Dinleyicilerin arasında bulunan gençlere de çeşitli nasihatlerde bulunan Sacit Adalı şunları söyledi: “Yaşlılardan ziyade siz gençler örnek olma mevkiindesiniz. Dengeler şaştı; biz büyükler örnek olamıyoruz maalesef. Bizim yaştakiler birbirimizi yemeye alıştık. Siz ona sakın alışmayın.”Sacit Adalı

İnsanlara hata yapma hakkını tanıyın

Gençlik dönemini atlatanlar bilir ki gençlikte insan bazı hataları görür ve “bu niye böyle ki” diye kendi kendini yer. Daha sonraki yaşlarda da insan “hatasız kul olmaz” hakikatini kavrar ve hatalar karşısında daha fazla affedici olur. Bilmiyorum belki de bu süreç bende böyle olmuş da olabilir. Bu konuda Sacit Adalı şunları söyledi: “İnsanlara hata yapma hakkını tanıyın. Ama nedir? Hatada ısrar etmek şeytanidir. Aynı hatayı defalarca yapıyorsa o zaman kötü niyetli olduğunu söyleyebilirsiniz.”
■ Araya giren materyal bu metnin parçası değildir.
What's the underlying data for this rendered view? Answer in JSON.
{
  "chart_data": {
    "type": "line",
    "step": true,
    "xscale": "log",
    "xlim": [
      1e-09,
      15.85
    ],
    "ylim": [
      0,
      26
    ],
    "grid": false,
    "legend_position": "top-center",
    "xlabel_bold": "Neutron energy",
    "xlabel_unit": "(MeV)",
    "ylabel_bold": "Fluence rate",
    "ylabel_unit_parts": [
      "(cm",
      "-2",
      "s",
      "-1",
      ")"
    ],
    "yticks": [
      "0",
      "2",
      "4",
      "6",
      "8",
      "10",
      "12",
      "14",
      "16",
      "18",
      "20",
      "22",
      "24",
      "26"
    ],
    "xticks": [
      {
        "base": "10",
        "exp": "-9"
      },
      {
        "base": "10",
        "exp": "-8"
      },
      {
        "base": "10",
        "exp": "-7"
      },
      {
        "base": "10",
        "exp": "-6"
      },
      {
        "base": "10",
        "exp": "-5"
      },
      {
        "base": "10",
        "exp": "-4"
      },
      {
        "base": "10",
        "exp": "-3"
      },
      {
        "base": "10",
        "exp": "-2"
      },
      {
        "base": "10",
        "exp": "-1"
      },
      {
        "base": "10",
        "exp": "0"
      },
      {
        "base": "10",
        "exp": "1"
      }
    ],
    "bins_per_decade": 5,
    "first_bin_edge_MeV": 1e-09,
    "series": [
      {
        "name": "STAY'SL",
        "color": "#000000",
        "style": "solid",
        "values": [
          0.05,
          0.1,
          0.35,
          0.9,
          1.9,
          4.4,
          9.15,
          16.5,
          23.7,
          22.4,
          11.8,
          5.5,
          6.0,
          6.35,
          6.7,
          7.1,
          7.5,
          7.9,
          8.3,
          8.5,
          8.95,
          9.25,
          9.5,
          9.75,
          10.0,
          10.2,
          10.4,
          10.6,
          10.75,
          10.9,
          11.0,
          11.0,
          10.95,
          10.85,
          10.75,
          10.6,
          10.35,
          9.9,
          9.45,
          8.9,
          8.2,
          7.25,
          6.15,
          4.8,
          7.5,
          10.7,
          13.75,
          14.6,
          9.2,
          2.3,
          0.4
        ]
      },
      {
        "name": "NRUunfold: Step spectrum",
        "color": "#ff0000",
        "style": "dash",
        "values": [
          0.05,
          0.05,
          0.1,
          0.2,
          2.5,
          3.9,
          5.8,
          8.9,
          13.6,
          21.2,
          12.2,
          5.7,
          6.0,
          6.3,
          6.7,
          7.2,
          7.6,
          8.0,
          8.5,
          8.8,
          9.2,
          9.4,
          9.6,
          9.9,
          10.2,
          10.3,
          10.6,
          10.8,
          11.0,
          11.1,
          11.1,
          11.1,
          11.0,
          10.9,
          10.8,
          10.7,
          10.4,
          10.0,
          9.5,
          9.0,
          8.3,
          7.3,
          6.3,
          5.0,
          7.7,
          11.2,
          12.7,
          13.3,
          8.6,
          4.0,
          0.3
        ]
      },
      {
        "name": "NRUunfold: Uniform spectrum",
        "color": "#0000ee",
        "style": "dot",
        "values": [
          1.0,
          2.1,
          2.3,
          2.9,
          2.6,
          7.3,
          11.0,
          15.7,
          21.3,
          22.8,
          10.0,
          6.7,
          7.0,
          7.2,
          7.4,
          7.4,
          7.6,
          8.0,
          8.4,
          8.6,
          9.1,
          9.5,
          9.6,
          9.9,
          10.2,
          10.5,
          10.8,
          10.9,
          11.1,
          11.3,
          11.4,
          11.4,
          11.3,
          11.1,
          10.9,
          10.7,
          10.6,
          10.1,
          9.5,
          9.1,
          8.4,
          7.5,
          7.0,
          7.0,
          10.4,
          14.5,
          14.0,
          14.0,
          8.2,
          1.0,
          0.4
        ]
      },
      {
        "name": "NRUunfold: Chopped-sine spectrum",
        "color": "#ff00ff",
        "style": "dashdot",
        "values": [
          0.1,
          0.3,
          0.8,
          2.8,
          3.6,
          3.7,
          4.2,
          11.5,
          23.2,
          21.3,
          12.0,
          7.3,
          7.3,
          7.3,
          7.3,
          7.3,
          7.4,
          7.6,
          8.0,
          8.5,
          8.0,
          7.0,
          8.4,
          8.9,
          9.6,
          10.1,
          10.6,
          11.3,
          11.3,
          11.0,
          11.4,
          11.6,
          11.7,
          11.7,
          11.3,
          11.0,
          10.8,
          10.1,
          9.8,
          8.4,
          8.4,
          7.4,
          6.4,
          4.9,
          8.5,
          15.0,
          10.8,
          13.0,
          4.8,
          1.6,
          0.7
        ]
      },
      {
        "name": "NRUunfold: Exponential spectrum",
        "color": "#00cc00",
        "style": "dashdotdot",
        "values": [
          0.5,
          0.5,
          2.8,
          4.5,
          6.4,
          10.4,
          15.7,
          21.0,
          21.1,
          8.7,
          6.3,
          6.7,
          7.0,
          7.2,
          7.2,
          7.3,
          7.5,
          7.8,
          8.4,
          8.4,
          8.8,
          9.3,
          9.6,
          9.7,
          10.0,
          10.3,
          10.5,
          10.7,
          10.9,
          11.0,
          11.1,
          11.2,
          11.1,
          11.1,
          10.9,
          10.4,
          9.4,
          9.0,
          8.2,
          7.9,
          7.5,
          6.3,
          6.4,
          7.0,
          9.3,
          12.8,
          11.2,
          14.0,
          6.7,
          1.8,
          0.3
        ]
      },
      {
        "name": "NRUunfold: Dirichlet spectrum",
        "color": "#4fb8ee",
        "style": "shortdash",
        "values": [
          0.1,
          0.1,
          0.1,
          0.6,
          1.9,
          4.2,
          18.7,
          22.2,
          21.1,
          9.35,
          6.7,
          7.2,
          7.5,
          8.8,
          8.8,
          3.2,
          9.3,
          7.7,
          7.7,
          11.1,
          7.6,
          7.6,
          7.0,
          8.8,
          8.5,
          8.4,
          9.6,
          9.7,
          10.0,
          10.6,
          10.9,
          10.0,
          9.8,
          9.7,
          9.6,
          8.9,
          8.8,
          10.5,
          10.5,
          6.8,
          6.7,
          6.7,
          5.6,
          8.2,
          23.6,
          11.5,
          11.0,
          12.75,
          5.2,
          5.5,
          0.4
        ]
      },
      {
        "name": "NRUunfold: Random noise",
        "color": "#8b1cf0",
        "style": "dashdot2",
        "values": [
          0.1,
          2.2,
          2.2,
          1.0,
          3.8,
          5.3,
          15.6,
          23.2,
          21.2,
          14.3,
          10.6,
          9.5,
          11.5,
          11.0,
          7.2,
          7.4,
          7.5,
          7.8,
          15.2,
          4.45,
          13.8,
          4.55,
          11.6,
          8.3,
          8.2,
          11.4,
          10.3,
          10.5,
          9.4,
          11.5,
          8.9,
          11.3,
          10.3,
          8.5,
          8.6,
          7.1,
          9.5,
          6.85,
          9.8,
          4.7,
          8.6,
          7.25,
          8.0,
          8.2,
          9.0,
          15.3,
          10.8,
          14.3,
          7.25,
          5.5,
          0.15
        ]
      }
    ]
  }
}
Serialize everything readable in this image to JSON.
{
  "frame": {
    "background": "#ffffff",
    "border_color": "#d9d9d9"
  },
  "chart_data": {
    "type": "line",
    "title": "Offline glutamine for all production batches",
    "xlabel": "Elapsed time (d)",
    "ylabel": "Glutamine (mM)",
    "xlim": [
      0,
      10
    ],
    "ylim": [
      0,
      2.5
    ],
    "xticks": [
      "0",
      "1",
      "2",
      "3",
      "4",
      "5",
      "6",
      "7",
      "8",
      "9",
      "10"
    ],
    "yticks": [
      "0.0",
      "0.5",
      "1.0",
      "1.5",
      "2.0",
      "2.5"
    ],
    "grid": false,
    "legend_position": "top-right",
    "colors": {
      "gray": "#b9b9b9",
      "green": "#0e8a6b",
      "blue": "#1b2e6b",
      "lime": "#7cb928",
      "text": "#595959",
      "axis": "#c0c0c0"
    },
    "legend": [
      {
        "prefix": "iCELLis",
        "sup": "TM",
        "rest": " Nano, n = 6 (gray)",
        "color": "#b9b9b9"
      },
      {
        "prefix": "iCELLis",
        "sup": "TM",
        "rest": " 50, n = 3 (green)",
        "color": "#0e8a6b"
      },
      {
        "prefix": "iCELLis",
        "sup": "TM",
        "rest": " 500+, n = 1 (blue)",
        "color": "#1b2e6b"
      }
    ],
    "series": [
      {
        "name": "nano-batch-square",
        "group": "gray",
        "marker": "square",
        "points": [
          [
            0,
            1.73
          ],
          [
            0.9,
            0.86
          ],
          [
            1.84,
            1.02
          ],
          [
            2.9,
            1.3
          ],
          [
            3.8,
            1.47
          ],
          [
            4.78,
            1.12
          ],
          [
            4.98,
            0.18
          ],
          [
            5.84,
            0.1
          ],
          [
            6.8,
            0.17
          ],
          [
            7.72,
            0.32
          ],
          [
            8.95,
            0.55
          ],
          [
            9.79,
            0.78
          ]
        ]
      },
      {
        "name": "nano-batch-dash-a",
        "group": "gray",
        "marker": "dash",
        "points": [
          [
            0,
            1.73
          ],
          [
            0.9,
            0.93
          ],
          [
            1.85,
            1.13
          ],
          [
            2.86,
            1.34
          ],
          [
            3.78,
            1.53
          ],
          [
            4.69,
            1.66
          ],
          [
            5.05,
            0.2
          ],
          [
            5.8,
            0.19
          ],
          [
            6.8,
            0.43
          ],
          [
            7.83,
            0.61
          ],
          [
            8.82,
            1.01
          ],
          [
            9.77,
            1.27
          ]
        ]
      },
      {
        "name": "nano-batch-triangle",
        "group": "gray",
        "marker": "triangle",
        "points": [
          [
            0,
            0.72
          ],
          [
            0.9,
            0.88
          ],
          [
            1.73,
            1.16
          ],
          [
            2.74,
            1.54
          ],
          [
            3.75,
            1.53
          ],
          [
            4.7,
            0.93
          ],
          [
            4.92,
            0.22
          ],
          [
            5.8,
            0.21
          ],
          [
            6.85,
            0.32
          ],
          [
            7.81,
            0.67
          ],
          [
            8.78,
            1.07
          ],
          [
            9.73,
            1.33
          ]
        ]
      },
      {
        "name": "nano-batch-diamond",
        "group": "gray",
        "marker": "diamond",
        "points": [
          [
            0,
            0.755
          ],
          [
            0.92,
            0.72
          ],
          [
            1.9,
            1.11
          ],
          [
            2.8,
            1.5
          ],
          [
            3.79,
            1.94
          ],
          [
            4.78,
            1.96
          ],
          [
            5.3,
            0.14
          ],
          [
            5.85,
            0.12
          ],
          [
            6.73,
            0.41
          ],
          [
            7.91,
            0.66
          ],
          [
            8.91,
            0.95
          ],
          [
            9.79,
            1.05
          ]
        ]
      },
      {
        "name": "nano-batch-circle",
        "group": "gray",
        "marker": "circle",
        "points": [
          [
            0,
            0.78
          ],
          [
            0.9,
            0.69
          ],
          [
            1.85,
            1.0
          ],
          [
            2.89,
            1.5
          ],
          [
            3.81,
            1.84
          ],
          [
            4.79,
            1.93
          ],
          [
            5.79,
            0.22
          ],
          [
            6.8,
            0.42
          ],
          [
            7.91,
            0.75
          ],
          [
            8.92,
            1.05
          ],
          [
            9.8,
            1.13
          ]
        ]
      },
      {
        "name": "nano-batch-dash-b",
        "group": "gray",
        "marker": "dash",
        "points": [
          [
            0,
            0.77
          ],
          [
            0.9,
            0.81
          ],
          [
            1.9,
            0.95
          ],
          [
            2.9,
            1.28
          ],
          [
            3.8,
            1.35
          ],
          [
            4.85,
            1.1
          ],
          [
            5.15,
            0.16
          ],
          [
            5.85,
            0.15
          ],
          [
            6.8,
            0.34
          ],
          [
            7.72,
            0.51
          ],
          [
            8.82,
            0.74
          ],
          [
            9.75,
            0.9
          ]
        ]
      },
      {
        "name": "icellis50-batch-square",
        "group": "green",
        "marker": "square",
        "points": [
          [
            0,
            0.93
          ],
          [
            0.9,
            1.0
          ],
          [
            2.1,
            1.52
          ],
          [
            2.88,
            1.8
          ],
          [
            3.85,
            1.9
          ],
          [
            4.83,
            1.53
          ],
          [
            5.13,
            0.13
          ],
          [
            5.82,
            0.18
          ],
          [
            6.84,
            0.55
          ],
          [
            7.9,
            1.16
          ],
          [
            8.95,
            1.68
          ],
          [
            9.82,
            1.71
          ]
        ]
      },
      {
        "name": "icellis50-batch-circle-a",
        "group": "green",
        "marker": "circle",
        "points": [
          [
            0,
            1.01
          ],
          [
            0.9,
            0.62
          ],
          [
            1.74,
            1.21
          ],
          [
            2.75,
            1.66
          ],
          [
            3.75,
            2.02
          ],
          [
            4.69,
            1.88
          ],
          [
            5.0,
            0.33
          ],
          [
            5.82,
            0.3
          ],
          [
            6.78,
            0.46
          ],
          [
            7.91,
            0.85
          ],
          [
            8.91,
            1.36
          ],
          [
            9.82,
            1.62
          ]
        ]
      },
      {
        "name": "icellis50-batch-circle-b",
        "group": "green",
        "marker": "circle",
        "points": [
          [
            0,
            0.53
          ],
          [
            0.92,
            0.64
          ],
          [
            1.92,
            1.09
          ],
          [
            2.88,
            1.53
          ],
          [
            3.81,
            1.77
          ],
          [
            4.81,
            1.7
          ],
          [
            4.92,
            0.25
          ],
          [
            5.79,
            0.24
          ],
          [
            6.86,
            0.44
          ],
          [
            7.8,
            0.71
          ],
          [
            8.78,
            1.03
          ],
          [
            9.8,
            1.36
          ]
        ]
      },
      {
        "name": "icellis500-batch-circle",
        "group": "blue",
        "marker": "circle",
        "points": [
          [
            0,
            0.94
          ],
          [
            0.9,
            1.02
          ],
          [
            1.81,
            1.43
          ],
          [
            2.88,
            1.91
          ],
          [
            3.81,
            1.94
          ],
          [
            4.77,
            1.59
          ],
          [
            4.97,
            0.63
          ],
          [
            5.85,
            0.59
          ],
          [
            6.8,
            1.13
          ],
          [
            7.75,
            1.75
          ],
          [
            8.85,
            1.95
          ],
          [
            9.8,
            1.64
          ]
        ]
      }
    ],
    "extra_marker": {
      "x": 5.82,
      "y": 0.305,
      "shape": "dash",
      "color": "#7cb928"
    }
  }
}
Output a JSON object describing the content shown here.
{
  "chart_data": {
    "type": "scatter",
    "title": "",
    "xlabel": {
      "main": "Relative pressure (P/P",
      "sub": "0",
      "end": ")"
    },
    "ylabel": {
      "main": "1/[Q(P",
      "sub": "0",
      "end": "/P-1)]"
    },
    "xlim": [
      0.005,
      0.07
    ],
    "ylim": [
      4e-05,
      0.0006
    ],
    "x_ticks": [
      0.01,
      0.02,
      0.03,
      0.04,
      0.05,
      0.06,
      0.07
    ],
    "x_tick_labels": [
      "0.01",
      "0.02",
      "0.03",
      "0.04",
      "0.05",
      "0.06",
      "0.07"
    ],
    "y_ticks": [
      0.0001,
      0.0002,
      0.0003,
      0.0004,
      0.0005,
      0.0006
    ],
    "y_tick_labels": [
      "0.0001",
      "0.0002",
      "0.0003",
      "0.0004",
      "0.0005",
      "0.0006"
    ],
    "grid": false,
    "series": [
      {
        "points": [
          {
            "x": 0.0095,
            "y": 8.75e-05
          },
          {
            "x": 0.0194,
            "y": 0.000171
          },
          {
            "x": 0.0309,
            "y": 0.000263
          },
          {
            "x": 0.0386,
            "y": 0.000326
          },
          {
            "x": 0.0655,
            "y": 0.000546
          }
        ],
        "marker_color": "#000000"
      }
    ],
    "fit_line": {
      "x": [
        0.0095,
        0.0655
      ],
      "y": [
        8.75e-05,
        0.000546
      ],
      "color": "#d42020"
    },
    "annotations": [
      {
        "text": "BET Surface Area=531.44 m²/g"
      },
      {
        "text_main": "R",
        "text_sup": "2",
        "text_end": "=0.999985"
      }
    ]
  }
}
İnsanların çoğunun medyanın yönlendirmesi ile kanaat sahibi olduğunu da söyleyen Sacit Adalı, bu konuda şunları söyledi: “Demokrasilerde çok rahat insanları sürü gibi gütme imkânı var. Bir söz vardır; ‘Pireyi deve habbeyi kubbe yapıyor’ diye. Ufacık şeyi büyütürsünüz, istediğiniz zaman koskoca bir şeyi hasıraltı edersiniz. Medyanın bize gösterdiğini görüyoruz sadece.”

Mecelle muazzam bir metin

Yeni anayasa süreci ile ilgili de konuşan Sacit Adalı, anayasanın çok kısa ve öz olması gerektiğini, çünkü dünyanın bin bir türlü halinin olduğunu, her meselenin anayasaya koyulamayacağını söyledi. Kendi fakültelerinde hazırladıkları anayasa taslağının ilk maddesinin; “İnsan haysiyet, şeref ve onur sahibidir” şeklinde olduğunu söyleyen Sacit Adalı; “Böyle dediğiniz zaman bütün haklar zaten bunun içine giriyor” dedi.

“Biz kuru bir hukuk içindeyiz, bir ruh, bir yürek yok. Söylediğini gönülden söyle, az söyle, gönülden söyle” diyen Sacit Adalı, Mecelle’ye olan hayranlığını da şu cümle ile ifade etti: “Mecelle o kadar muazzam bir metindir ki bir cümlesi için bir kitap yazarsınız.” Burada bir cümle de ben ilave etmek istiyorum ki: Mecelle’ye hayran olmayan bir hukukçu zaten düşünülemez.

Sacit Adalı meclise “Her Türk” diye başlayan madde yerine şöyle bir madde önerdiklerini söyledi: “Türkiye Cumhuriyeti vatandaşlığı, ortak tarihi, coğrafyayı ve medeniyeti sahiplenen insanlarla devletin arasında yapılan hukukî bir bağdır.”